With that before us, we are ready now to consider that matter of the half cent. A tax of three cents on the $100 valuation will yield about $33,120 or $5,620 more than the $27,500 contributed by the City and County for the current fiscal year. Place that $27,500 against the $33,120 and it is manifest that it represents, roughly, a tax levy of just slightly more than 2½ cents on the hundred dollars' evaluation. The real difference involved in the new levy, if it is set at three cents, will, therefore, be just that $5,620 or slightly less than half a cent on the $100 valuation. The 2½ cents you have been paying already has simply been disguised in the general fund, and you haven't been acutely aware of it.

IS IT WORTHWHILE? YOU ANSWER IT

But isn't there some other way to handle the matter? There isn't. The new City Charter expressly provides that the City authorities cannot appropriate for the library without a vote of the people. And if the levy fails, the single recourse left will be the County Commissioners. And, of course, with the vote unfavorable, they would feel like assuming the whole burden--would feel like it, anyhow, on the ground that the proposition would be grossly unfair. If the levy fails, then, the library will close its doors around June 30. And the city and county will be entirely without public library facilities.
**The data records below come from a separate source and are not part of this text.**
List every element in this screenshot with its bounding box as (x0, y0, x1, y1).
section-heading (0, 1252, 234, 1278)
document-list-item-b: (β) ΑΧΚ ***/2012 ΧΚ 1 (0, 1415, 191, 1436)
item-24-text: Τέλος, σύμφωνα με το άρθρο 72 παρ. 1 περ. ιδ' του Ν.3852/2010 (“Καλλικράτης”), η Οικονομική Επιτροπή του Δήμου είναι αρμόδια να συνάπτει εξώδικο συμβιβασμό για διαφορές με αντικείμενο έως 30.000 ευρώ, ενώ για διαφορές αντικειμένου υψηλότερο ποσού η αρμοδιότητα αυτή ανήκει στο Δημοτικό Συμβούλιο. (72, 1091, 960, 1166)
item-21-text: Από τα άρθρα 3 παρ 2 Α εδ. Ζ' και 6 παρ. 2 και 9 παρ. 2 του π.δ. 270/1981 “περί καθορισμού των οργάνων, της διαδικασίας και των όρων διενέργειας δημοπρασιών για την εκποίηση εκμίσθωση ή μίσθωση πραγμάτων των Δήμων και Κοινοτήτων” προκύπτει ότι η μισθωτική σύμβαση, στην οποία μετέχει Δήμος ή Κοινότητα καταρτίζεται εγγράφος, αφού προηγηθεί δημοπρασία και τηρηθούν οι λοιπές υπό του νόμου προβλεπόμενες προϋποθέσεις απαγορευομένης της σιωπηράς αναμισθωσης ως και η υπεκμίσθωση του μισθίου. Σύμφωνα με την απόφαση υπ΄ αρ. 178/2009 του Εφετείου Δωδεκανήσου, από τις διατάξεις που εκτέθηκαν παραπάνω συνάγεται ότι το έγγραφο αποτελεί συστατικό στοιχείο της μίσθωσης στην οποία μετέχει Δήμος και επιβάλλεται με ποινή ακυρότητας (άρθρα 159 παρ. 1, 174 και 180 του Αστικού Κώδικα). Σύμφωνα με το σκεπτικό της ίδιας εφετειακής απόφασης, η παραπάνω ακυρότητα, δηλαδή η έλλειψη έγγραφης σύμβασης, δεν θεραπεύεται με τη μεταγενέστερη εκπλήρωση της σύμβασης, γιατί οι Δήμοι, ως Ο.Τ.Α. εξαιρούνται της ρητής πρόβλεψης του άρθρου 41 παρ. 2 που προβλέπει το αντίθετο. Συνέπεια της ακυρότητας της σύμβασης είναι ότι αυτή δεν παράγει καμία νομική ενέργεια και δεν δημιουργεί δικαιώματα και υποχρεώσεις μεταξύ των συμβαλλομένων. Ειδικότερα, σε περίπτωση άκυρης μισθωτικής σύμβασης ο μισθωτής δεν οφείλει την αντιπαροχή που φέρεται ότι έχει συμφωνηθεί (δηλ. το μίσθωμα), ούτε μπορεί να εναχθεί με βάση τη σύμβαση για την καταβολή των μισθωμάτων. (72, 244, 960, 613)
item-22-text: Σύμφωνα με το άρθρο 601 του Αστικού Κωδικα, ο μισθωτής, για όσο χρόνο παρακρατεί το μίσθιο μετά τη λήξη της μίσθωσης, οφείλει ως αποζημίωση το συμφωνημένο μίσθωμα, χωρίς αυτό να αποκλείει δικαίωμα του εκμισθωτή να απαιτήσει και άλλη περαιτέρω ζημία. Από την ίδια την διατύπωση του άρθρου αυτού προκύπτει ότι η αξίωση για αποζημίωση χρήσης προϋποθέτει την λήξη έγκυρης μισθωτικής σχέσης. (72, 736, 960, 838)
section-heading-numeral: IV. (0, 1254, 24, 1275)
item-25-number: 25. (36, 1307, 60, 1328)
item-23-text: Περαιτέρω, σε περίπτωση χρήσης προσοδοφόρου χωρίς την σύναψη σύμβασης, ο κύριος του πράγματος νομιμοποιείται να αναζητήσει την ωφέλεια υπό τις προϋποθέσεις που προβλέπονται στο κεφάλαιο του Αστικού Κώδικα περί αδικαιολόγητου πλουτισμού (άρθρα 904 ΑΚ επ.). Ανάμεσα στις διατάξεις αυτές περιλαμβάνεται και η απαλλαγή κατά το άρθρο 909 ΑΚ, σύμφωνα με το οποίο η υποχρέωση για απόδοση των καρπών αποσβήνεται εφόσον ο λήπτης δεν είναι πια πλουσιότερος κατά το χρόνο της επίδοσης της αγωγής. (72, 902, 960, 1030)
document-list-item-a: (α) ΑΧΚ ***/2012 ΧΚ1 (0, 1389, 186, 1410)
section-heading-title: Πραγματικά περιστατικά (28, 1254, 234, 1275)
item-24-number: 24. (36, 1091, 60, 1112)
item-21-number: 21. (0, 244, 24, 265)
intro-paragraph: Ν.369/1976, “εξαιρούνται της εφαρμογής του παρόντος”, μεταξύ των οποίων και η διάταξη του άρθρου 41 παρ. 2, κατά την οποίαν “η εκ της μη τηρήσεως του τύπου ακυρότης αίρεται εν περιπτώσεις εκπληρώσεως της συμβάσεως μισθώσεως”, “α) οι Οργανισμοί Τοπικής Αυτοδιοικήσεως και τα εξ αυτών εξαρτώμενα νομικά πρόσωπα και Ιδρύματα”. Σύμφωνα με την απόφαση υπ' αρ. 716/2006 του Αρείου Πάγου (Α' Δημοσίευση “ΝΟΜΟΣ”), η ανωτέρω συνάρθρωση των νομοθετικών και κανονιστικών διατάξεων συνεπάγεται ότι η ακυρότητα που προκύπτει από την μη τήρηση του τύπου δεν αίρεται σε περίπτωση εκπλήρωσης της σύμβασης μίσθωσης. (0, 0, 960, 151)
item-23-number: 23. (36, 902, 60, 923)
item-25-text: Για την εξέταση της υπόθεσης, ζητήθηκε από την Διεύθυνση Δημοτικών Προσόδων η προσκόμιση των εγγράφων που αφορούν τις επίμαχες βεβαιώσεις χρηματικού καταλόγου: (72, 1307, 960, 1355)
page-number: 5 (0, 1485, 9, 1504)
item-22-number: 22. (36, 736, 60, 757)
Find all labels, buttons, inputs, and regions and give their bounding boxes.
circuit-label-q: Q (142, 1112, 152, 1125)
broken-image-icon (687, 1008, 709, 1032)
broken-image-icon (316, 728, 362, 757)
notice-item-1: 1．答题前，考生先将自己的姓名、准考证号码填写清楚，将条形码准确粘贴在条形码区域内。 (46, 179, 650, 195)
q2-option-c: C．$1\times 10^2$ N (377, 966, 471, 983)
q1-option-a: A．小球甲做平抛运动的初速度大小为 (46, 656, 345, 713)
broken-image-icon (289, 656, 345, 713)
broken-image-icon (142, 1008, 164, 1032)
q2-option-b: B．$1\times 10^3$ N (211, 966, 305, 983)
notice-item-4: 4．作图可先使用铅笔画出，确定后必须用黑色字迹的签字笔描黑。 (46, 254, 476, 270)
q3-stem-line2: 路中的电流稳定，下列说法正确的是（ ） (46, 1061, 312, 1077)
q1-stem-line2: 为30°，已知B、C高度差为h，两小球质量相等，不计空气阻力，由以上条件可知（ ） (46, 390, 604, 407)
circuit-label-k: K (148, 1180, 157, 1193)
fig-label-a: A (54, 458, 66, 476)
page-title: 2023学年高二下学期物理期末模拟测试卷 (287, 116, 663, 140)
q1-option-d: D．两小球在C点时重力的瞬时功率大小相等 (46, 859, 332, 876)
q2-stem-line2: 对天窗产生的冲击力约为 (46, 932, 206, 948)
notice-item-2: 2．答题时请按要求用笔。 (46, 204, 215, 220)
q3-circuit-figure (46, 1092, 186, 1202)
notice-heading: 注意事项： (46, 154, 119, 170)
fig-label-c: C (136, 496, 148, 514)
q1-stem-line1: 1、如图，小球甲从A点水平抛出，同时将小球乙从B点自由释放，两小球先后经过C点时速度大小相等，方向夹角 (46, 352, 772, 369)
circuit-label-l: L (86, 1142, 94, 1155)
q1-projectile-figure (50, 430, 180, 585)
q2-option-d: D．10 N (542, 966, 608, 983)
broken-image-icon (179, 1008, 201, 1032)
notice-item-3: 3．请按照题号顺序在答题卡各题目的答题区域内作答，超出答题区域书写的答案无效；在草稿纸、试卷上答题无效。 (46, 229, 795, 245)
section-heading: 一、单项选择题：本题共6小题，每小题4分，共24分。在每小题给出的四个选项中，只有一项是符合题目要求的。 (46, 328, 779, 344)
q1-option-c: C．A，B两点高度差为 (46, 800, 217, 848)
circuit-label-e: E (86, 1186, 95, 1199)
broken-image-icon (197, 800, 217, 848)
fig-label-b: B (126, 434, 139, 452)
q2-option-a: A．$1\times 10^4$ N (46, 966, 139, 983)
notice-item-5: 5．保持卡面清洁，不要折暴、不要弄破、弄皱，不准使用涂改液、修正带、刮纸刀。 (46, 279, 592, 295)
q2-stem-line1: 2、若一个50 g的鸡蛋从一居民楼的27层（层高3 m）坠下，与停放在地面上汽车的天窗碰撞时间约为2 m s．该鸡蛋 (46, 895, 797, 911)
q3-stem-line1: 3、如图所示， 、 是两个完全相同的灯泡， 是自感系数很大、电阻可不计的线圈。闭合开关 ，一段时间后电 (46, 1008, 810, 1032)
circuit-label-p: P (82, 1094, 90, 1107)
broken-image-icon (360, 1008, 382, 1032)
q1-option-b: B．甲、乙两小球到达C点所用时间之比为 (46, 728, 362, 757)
Is it worthwhile to maintain the library--at the cost of three cents on the $100 valuation? At the cost of half a cent more than you have been paying all along? Well, are books worthwhile? Is it worthwhile to have a literate population? A public library properly run is a necessity second only to the schools, it seems to me. And if Charlotte votes to discontinue it, it will be, so far as I know, the first town of one hundred thousand people or anything like that population in the whole United States ever to turn in such a verdict. Hardly a desirable distinction for town that has already had its share of laughter.